Euro-MEDIA Has Strong Oscar Showing
European films with MEDIA support are strongly represented at this year’s 78th Oscars. All in all, there are five MEDIA supported films nominated for one of the prestigious golden statues which will be awarded on Sunday, 5 March 2006, in Hollywood.
Three out of the five films nominated for the Oscar in the Best Foreign Film category have received MEDIA support: Merry Christmas, Paradise Now and Sophie Scholl - The Final Days. Merry Christmas, a four country European co-production with a truly European cast, including Daniel Brühl, Guillaume Canet, Diane Krüger, Gary Lewis, Benno Fürmann and Dany Boon, was distributed in cinemas across Europe with support from the MEDIA selective scheme.
PARADISE NOW
Paradise Now, the Palestinian entry, is a Dutch/French/German co-production and received financial support from MEDIA’s i2i scheme for independent production companies who raise money through bank discounting.

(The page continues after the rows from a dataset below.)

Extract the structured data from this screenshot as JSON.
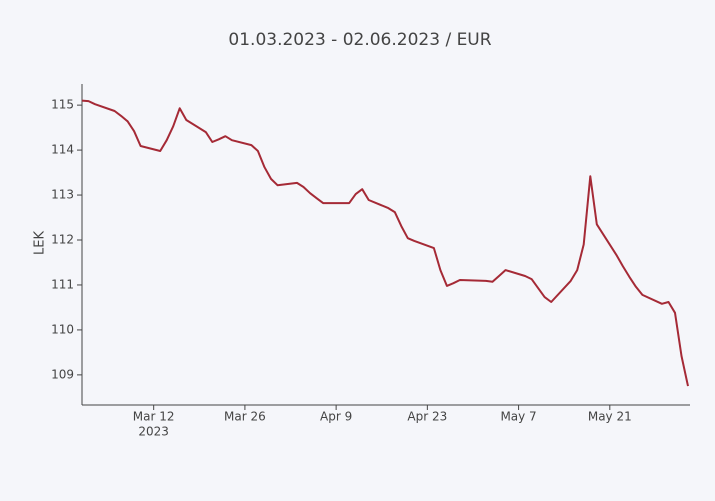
{
  "chart_data": {
    "type": "line",
    "title": "01.03.2023 - 02.06.2023 / EUR",
    "y_label": "LEK",
    "x": [
      "2023-03-01",
      "2023-03-02",
      "2023-03-03",
      "2023-03-06",
      "2023-03-07",
      "2023-03-08",
      "2023-03-09",
      "2023-03-10",
      "2023-03-13",
      "2023-03-14",
      "2023-03-15",
      "2023-03-16",
      "2023-03-17",
      "2023-03-20",
      "2023-03-21",
      "2023-03-22",
      "2023-03-23",
      "2023-03-24",
      "2023-03-27",
      "2023-03-28",
      "2023-03-29",
      "2023-03-30",
      "2023-03-31",
      "2023-04-03",
      "2023-04-04",
      "2023-04-05",
      "2023-04-06",
      "2023-04-07",
      "2023-04-11",
      "2023-04-12",
      "2023-04-13",
      "2023-04-14",
      "2023-04-17",
      "2023-04-18",
      "2023-04-19",
      "2023-04-20",
      "2023-04-21",
      "2023-04-24",
      "2023-04-25",
      "2023-04-26",
      "2023-04-27",
      "2023-04-28",
      "2023-05-02",
      "2023-05-03",
      "2023-05-04",
      "2023-05-05",
      "2023-05-08",
      "2023-05-09",
      "2023-05-10",
      "2023-05-11",
      "2023-05-12",
      "2023-05-15",
      "2023-05-16",
      "2023-05-17",
      "2023-05-18",
      "2023-05-19",
      "2023-05-22",
      "2023-05-23",
      "2023-05-24",
      "2023-05-25",
      "2023-05-26",
      "2023-05-29",
      "2023-05-30",
      "2023-05-31",
      "2023-06-01",
      "2023-06-02"
    ],
    "series": [
      {
        "name": "EUR",
        "color": "#a52a36",
        "values": [
          115.1,
          115.09,
          115.02,
          114.87,
          114.76,
          114.64,
          114.42,
          114.09,
          113.98,
          114.22,
          114.53,
          114.93,
          114.67,
          114.4,
          114.18,
          114.24,
          114.31,
          114.22,
          114.11,
          113.98,
          113.62,
          113.36,
          113.22,
          113.27,
          113.18,
          113.04,
          112.93,
          112.82,
          112.82,
          113.02,
          113.13,
          112.89,
          112.71,
          112.62,
          112.31,
          112.04,
          111.98,
          111.82,
          111.33,
          110.98,
          111.04,
          111.11,
          111.09,
          111.07,
          111.2,
          111.33,
          111.2,
          111.13,
          110.93,
          110.73,
          110.62,
          111.09,
          111.33,
          111.9,
          113.42,
          112.35,
          111.67,
          111.42,
          111.18,
          110.96,
          110.78,
          110.58,
          110.62,
          110.38,
          109.42,
          108.75
        ]
      }
    ],
    "xlim": [
      "2023-03-01",
      "2023-06-02"
    ],
    "xticks": [
      {
        "value": "2023-03-12",
        "label": "Mar 12"
      },
      {
        "value": "2023-03-26",
        "label": "Mar 26"
      },
      {
        "value": "2023-04-09",
        "label": "Apr 9"
      },
      {
        "value": "2023-04-23",
        "label": "Apr 23"
      },
      {
        "value": "2023-05-07",
        "label": "May 7"
      },
      {
        "value": "2023-05-21",
        "label": "May 21"
      }
    ],
    "xtick_year": "2023",
    "ylim": [
      108.33,
      115.47
    ],
    "yticks": [
      109,
      110,
      111,
      112,
      113,
      114,
      115
    ]
  }
}
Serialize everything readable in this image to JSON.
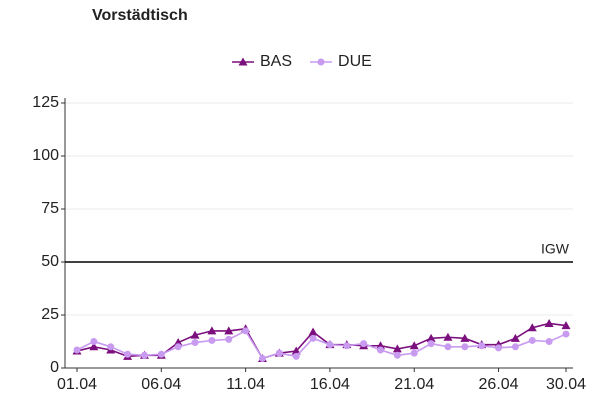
{
  "chart_data": {
    "type": "line",
    "title": "Vorstädtisch",
    "categories": [
      "01.04",
      null,
      null,
      null,
      null,
      "06.04",
      null,
      null,
      null,
      null,
      "11.04",
      null,
      null,
      null,
      null,
      "16.04",
      null,
      null,
      null,
      null,
      "21.04",
      null,
      null,
      null,
      null,
      "26.04",
      null,
      null,
      null,
      "30.04"
    ],
    "series": [
      {
        "name": "BAS",
        "color": "#7b0f7e",
        "marker": "triangle",
        "values": [
          8,
          10,
          8.5,
          5.5,
          6,
          6,
          12,
          15.5,
          17.5,
          17.5,
          18.5,
          4.5,
          7,
          8,
          17,
          11,
          11,
          10.5,
          10.5,
          9,
          10.5,
          14,
          14.5,
          14,
          11,
          11,
          14,
          19,
          21,
          20
        ]
      },
      {
        "name": "DUE",
        "color": "#c89af0",
        "marker": "circle",
        "values": [
          8.5,
          12.5,
          10,
          6.5,
          6,
          6.5,
          10,
          12,
          13,
          13.5,
          17.5,
          4.5,
          7,
          5.5,
          14,
          11,
          10.5,
          11.5,
          8.5,
          6,
          7,
          11.5,
          10,
          10,
          10.5,
          9.5,
          10,
          13,
          12.5,
          16
        ]
      }
    ],
    "reference_line": {
      "value": 50,
      "label": "IGW"
    },
    "ylim": [
      0,
      125
    ],
    "yticks": [
      0,
      25,
      50,
      75,
      100,
      125
    ],
    "grid": true,
    "legend": "top"
  }
}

Sophie Scholl – The Final Days has been sold to ten countries across Europe and its P & A campaign has been supported by MEDIA’s selective scheme. It was distributed in the UK by ICA Projects.
Luc Jacquet’s box-office success, March of the Penguins, has been nominated for Best Documentary Feature and also received MEDIA support.
BRITISH MATCH POINT
The British film Match Point, directed by Woody Allen and distributed in 14 European countries with support from MEDIA’s selective scheme, is nominated for Best Original Screenplay.
The nominations of these movies for the Oscars underline not only the vitality of the European film industry, but also the importance and success of the European MEDIA programme – aimed at supporting the European film industry. Besides these three fiction movies, two other MEDIA supported films, the French March of the Penguins and the Austrian-Belgian co-production Darwin’s Nightmare, have been nominated in the category Best Documentary Feature.
VITAL INDUSTRY SUPPORT
The current MEDIA-programmes, MEDIA Training and MEDIA plus, run from 2001 to 2006 and have a budget of 513 Million Euros. According to the European Commission the MEDIA Programmes remain of vital importance to the
European audiovisual sector. In 2005, MEDIA invested 100 million Euros in European cinema, in the fields of training, of development, of distribution and of promotion. Last year, among other actions, MEDIA financed more than 1.500 distribution projects, enabling European films to be seen outside their territory of origin.
For the EU’s financial period 2007-2013, the European Commission has suggested doubling the budget of the follow-up programme, MEDIA 2007, to more than 1 billion Euros.